The Next Country, Idra Novey, Alice James Books

There is a certain jadedness implied from one time to another, from one place to another in Idra Novey’s debut poetry collection, The Next Country. With a simple lexicon and the introduction of objects, people and places, Novey paints a bittersweet situation which rides upon the past. The rhymes are punctual and apropos, one of which carries from the poem Property,
From his bedroom,
Neruda saw a painted board

Wash ashore, chipped
And blue, soggy from the sea.
to the poem Trans,
To speak of origins requires mastery
Of the verb to be. I used to be, for example
A little unwieldy. What an organ,
People said. To play me well
Demanded both hands & feet.

With a constant method of hiding & revealing, similar to Neruda’s desk from the sea, this book almost whispers the words to the reader. The process of revealing within The Next Country is a method used by Novey to lure the reader into a hopeful “next“: whether a broken automobile will run, whether or not a man will become successful, whether an octopus’ seventh arm will refasten.
Within the book, there remains an unseen.
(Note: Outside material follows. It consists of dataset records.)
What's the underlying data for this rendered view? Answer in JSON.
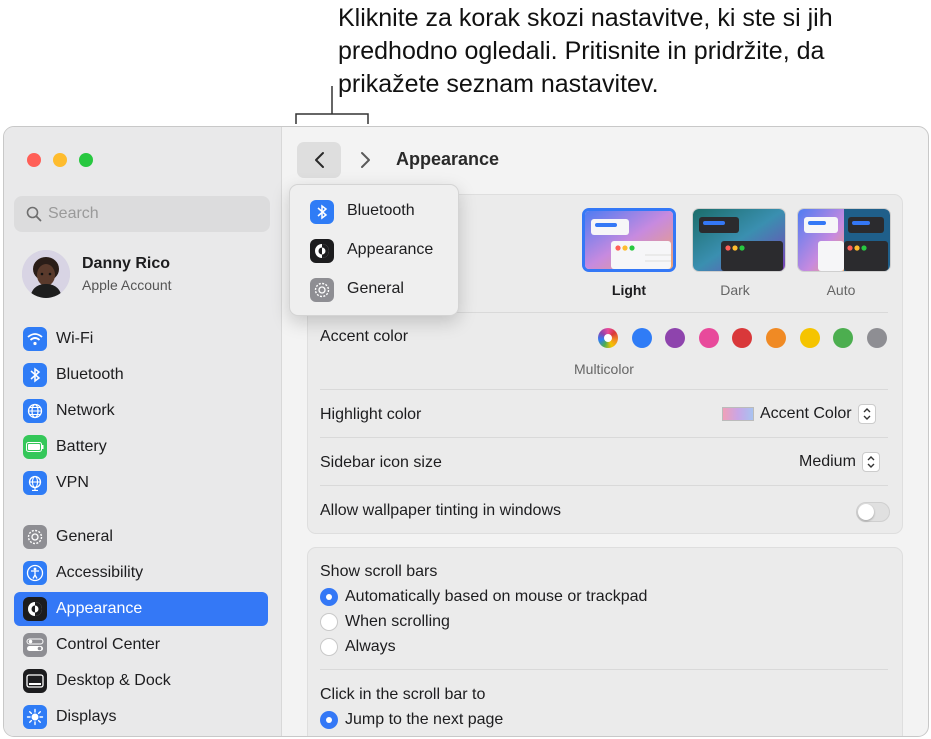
{
  "callout": {
    "line1": "Kliknite za korak skozi nastavitve, ki ste si jih",
    "line2": "predhodno ogledali. Pritisnite in pridržite, da",
    "line3": "prikažete seznam nastavitev."
  },
  "sidebar": {
    "search_placeholder": "Search",
    "account": {
      "name": "Danny Rico",
      "subtitle": "Apple Account"
    },
    "items": [
      {
        "label": "Wi-Fi",
        "icon": "wifi-icon",
        "color": "#2f7cf6"
      },
      {
        "label": "Bluetooth",
        "icon": "bluetooth-icon",
        "color": "#2f7cf6"
      },
      {
        "label": "Network",
        "icon": "globe-icon",
        "color": "#2f7cf6"
      },
      {
        "label": "Battery",
        "icon": "battery-icon",
        "color": "#34c759"
      },
      {
        "label": "VPN",
        "icon": "vpn-globe-icon",
        "color": "#2f7cf6"
      },
      {
        "label": "General",
        "icon": "gear-icon",
        "color": "#8e8e93"
      },
      {
        "label": "Accessibility",
        "icon": "accessibility-icon",
        "color": "#2f7cf6"
      },
      {
        "label": "Appearance",
        "icon": "appearance-icon",
        "color": "#1c1c1e",
        "selected": true
      },
      {
        "label": "Control Center",
        "icon": "control-center-icon",
        "color": "#8e8e93"
      },
      {
        "label": "Desktop & Dock",
        "icon": "dock-icon",
        "color": "#1c1c1e"
      },
      {
        "label": "Displays",
        "icon": "sun-icon",
        "color": "#2f7cf6"
      }
    ]
  },
  "toolbar": {
    "title": "Appearance"
  },
  "history_menu": {
    "items": [
      {
        "label": "Bluetooth",
        "icon": "bluetooth-icon"
      },
      {
        "label": "Appearance",
        "icon": "appearance-icon"
      },
      {
        "label": "General",
        "icon": "gear-icon"
      }
    ]
  },
  "appearance": {
    "themes": [
      {
        "label": "Light",
        "selected": true
      },
      {
        "label": "Dark",
        "selected": false
      },
      {
        "label": "Auto",
        "selected": false
      }
    ],
    "accent_color_label": "Accent color",
    "accent_selected_caption": "Multicolor",
    "accent_colors": [
      "multicolor",
      "#2f7cf6",
      "#8e44ad",
      "#e84a9b",
      "#d9383a",
      "#f08a24",
      "#f5c400",
      "#4cae4f",
      "#8e8e93"
    ],
    "highlight_color_label": "Highlight color",
    "highlight_color_value": "Accent Color",
    "sidebar_icon_size_label": "Sidebar icon size",
    "sidebar_icon_size_value": "Medium",
    "wallpaper_tinting_label": "Allow wallpaper tinting in windows",
    "wallpaper_tinting_on": false
  },
  "scroll": {
    "show_label": "Show scroll bars",
    "show_options": [
      {
        "label": "Automatically based on mouse or trackpad",
        "selected": true
      },
      {
        "label": "When scrolling",
        "selected": false
      },
      {
        "label": "Always",
        "selected": false
      }
    ],
    "click_label": "Click in the scroll bar to",
    "click_options": [
      {
        "label": "Jump to the next page",
        "selected": true
      }
    ]
  }
}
So much grows on the unseen face.
(from From the Small Book of Returns)

…we’d missed into the unseen.
(from Maddox Road)
A bittersweet-like situation of leaving one’s origin to find another place is present. It doesn’t specify whether this place, traveled to by automobile, or by foot, is a better place, just that it remains another place. Hands and fingers, mouths and hallucinogenic berries are all objects handled by Novey. Though at an arm’s length, the taste of berries (“we lick at our fingers”) and a burning book (“the smell still in her hair) are prevalent images which hint at the importance of the past. Is there a sense of hope in the book‘s future?
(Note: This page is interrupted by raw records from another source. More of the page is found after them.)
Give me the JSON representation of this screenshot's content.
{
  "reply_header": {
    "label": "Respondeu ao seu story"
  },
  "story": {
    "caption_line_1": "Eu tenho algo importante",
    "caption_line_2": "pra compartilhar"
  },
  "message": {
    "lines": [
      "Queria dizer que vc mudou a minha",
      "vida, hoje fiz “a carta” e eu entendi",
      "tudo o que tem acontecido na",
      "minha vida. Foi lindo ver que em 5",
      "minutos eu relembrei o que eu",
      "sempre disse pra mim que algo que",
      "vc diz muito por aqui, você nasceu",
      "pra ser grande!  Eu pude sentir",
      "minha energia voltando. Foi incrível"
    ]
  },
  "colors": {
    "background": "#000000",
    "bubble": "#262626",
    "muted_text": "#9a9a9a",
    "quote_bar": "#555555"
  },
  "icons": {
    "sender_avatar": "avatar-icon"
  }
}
What Novey is hinting at is that, no, there isn’t a sense of hope until one experiences it oneself. The moment that someone lives in (“My everything as symbol, though probably of nothing new”) and one’s surroundings define the reality of the situation. The reality of the situation begins as strange. The symbol here and an important image in the book is the slipping of one’s hand into another father’s palm,
Where you slipped your hand
Once
Into the palm
Of somebody else’s father.
If there is an elixir in this book, there’s someone else waiting for it, not you. The father here is symbolic. It is representative of a new country. When Novey tackles the fields, this sense of hope becomes alive. The past and present unite in Novey’s words (“For a second, you are everywhere / you have ever been”). A sense of strangeness remains.

Though we end with an image of roaming the fields, the past still remains. There is no burying, doing away with, burning, etc. the past. It is as tangible as a girl’s hair, or as potent as a hallucinogenic berry. As The Next Country whispers its words (“We’ve started now to whisper, strangers still. To settle on meanings, to speak again”) in one of the later poems in the book, At Some Point After We Sealed the Windows, the “speaking again” remains undefined; but it does not remain unseen. There are strange words that have come about and meanings which imply a bitter past. Novey tells it as it is: a history of brokenness and a hope of becoming complete.

2 responses to “The Past Still Remains: J. Michael Wahlgren on Idra Novey’s The Next Country

  1. This poetry is intriguing and inviting; the review captures the uncertainties of exchanges and the fascinating subtle moments in life when things change, softly but definitely.

  2. I, too, found a compelling message. Though a literal experience- the dreamlike image transcends her work.